The application of artificial intelligence in many companies has expanded as a result of the epidemic. Since the worldwide COVID-19 outbreak, artificial intelligence's potential value has only grown. At least 50 percent of the organizations have deployed Artificial Intelligence functions, as per the McKinsey State of Artificial Intelligence study released in November 2020.
As firms continue more automation of day-to-day operations & better analyses of COVID-affected datasets, Artificial Intelligence will become more important. Businesses are more digitally linked than ever before since lockdown and work-from-home rules were introduced.
Artificial intelligence will continue to evolve until 2022 when it will be the most transformative technology humanity has ever devised.
However, with the rise of artificial intelligence, the scenario for semiconductor businesses may be different. Many AI applications, such as virtual assistants who run our homes or facial recognition algorithms that monitor criminals, have already earned a large following. These and other developing AI applications have one thing in common: they rely on hardware as a key facilitator of innovation, particularly for logic and memory tasks. What impact will this have on semiconductor sales and profits?
Artificial Intelligence has the potential to allow semiconductor businesses to capture 40 to 50% of the overall value from the technological stack, which would be the finest chance in decades. The fastest-growing sector will be storage, while semiconductor companies will make the most money in computing, memory, and networking.
Compute: Accelerators for parallel processing, such as GPUs and FPGAs
Memory : High-bandwidth memory or On-chip memory (SRAM3)
Storage: Expansion ability for potential growth in data.
Networking: Data centers
Compute: Workload-specific AI accelerators
Memory: Emerging non-volatile memory (NVM) (as memory device)
Storage AI-optimized storage systems and Emerging NVM (as a storage device)
Networking: Programmable switches or High-speed interconnect
At cloud computing data centers, the majority of compute growth will come from increased demand for Artificial Intelligence applications. GPUs are currently employed in practically all training applications at these sites. They will lose business to ASICs in the near future, with the compute market almost evenly split between these two technologies. GPUs will likely get increasingly tailored to fit the demands of DL when ASICs join the market.
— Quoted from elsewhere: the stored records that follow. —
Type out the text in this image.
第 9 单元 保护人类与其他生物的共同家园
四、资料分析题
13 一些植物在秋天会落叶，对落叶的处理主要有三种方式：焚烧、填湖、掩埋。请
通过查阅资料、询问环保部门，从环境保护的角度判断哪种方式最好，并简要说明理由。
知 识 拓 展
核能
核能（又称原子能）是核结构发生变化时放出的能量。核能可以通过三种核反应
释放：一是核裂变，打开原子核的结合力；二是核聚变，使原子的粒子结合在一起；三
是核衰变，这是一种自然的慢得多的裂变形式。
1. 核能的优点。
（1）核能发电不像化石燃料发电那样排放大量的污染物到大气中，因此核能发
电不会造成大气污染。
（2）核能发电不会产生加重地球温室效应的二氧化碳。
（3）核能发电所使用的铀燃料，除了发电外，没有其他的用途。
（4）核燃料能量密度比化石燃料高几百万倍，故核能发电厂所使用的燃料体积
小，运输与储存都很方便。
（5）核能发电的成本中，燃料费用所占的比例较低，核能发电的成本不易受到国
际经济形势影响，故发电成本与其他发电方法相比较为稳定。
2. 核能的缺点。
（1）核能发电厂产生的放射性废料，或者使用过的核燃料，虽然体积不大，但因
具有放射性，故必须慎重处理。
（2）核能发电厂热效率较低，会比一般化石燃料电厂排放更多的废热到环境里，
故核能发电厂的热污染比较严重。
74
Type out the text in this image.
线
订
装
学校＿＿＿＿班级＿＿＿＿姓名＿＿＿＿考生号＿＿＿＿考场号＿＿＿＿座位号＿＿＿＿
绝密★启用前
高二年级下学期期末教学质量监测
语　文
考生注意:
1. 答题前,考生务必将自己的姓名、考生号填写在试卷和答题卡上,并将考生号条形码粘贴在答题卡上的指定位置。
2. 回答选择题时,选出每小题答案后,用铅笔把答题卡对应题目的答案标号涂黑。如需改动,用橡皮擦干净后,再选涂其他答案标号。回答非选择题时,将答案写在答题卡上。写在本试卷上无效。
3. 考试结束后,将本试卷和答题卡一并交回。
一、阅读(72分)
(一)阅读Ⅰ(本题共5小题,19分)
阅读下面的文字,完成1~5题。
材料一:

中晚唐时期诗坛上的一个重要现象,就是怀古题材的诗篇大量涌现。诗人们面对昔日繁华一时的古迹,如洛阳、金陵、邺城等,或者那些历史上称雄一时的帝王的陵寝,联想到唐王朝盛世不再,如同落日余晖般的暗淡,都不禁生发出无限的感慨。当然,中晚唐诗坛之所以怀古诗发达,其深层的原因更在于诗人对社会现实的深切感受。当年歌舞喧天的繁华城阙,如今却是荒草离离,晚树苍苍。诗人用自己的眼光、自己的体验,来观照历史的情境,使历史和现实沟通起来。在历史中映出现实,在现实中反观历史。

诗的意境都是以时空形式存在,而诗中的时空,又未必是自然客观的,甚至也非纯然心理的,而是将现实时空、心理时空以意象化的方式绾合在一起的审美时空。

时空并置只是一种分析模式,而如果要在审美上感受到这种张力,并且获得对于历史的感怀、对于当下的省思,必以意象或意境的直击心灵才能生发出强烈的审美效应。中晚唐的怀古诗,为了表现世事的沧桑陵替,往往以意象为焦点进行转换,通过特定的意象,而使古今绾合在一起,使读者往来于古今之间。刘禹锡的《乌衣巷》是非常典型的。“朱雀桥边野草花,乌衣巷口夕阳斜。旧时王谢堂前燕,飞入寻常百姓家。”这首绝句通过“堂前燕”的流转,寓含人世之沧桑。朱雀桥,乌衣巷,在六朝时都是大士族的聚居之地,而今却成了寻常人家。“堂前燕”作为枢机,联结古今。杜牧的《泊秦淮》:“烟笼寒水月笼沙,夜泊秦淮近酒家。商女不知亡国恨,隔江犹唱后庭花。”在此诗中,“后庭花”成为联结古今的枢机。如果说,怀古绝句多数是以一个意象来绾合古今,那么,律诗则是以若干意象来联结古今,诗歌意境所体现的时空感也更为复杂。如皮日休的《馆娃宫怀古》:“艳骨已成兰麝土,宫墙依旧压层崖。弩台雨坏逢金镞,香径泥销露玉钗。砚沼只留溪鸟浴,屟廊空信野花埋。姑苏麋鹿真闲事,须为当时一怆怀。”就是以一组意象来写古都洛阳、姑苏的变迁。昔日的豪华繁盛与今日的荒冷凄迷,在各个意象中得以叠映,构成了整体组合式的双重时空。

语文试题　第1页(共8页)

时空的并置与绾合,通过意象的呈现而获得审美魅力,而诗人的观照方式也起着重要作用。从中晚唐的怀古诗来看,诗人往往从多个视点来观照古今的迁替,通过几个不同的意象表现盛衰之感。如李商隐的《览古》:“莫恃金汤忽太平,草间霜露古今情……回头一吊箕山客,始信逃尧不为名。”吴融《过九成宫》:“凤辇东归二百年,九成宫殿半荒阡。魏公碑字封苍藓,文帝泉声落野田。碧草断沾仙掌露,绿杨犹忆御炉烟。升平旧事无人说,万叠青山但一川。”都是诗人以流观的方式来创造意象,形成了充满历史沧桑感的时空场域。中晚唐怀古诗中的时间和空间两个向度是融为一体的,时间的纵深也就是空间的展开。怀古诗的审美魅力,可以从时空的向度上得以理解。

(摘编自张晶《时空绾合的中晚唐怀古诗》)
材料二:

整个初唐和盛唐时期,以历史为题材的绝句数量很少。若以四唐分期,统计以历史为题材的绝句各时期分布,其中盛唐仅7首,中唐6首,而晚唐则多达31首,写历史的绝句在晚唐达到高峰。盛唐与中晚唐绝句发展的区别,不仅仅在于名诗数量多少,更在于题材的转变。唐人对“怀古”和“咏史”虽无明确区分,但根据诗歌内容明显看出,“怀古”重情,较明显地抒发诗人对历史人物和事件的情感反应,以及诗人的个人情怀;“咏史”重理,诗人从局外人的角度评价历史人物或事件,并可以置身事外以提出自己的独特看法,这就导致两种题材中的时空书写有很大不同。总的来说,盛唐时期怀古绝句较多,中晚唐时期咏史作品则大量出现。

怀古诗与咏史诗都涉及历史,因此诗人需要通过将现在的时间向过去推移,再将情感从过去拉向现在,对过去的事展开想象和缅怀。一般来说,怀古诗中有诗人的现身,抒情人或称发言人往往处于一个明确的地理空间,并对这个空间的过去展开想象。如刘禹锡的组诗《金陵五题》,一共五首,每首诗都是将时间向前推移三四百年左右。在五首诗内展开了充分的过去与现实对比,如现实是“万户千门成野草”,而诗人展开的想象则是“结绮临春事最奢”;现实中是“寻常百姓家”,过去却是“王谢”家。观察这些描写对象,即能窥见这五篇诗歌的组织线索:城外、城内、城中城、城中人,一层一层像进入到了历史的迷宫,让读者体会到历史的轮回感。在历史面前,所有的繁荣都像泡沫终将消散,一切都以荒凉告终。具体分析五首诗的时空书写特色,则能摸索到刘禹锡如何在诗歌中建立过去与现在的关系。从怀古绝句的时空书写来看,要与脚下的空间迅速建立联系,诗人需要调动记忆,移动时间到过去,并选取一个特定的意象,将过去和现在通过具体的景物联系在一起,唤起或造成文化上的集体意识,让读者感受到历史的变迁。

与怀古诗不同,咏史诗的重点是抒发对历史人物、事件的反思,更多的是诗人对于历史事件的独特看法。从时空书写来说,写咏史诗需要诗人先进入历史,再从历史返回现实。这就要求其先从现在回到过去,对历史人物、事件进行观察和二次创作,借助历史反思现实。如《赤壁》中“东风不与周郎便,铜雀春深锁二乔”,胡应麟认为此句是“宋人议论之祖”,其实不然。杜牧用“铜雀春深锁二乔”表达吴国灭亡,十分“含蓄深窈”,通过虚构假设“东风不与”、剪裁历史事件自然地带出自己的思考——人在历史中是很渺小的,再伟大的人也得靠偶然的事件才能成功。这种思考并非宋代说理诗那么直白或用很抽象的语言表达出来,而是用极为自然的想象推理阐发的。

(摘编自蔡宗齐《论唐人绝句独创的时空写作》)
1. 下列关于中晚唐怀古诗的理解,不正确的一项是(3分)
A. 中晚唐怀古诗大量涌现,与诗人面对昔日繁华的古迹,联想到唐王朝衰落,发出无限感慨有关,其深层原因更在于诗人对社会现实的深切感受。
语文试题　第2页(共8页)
FPGAs and GPUs will play a minor part in Artificial Intelligence training in the future.
Because computational layers inside deep neural networks must send input data to hundreds of cores as rapidly as feasible, AI applications have significant memory-bandwidth requirements. During both inference and training, memory—typically dynamic random-access memory (DRAM)—is necessary to store incoming data, weight model parameters, as well as perform other activities. The memory industry will see significant growth in value from $6.4 billion in 2017 reaching $12.0 billion in 2025, thanks to AI. Using DRAM or other external memory sources to store and access data on a DL compute processor can take 100 times longer than using memory on the same device. The tensor-processing unit (TPU), an ASIC specialized in Artificial Intelligence, was built by Google with enough memory to hold a complete model.
During training, Artificial Intelligence applications require a large number of servers, a requirement that grows over time. Developers, for example, just with only one server to create an initial Artificial Intelligence model and less than 100 to refine its structure. The natural next step, though, is to train with real data, which may take several hundred hours. To identify impediments with 97 percent accuracy, autonomous-driving models require around 140 servers.
When bringing a new product to market, semiconductor businesses should think in terms of partnerships, since cooperating with existing players in specialised industries may provide them a competitive advantage. They should also figure out which organisational structure is ideal for their company. They may wish to form groups that specialise in specific functions, such as R&D, for all industries in some situations. Alternatively, they may form groups to focus on certain micro verticals, allowing them to gain specialised knowledge.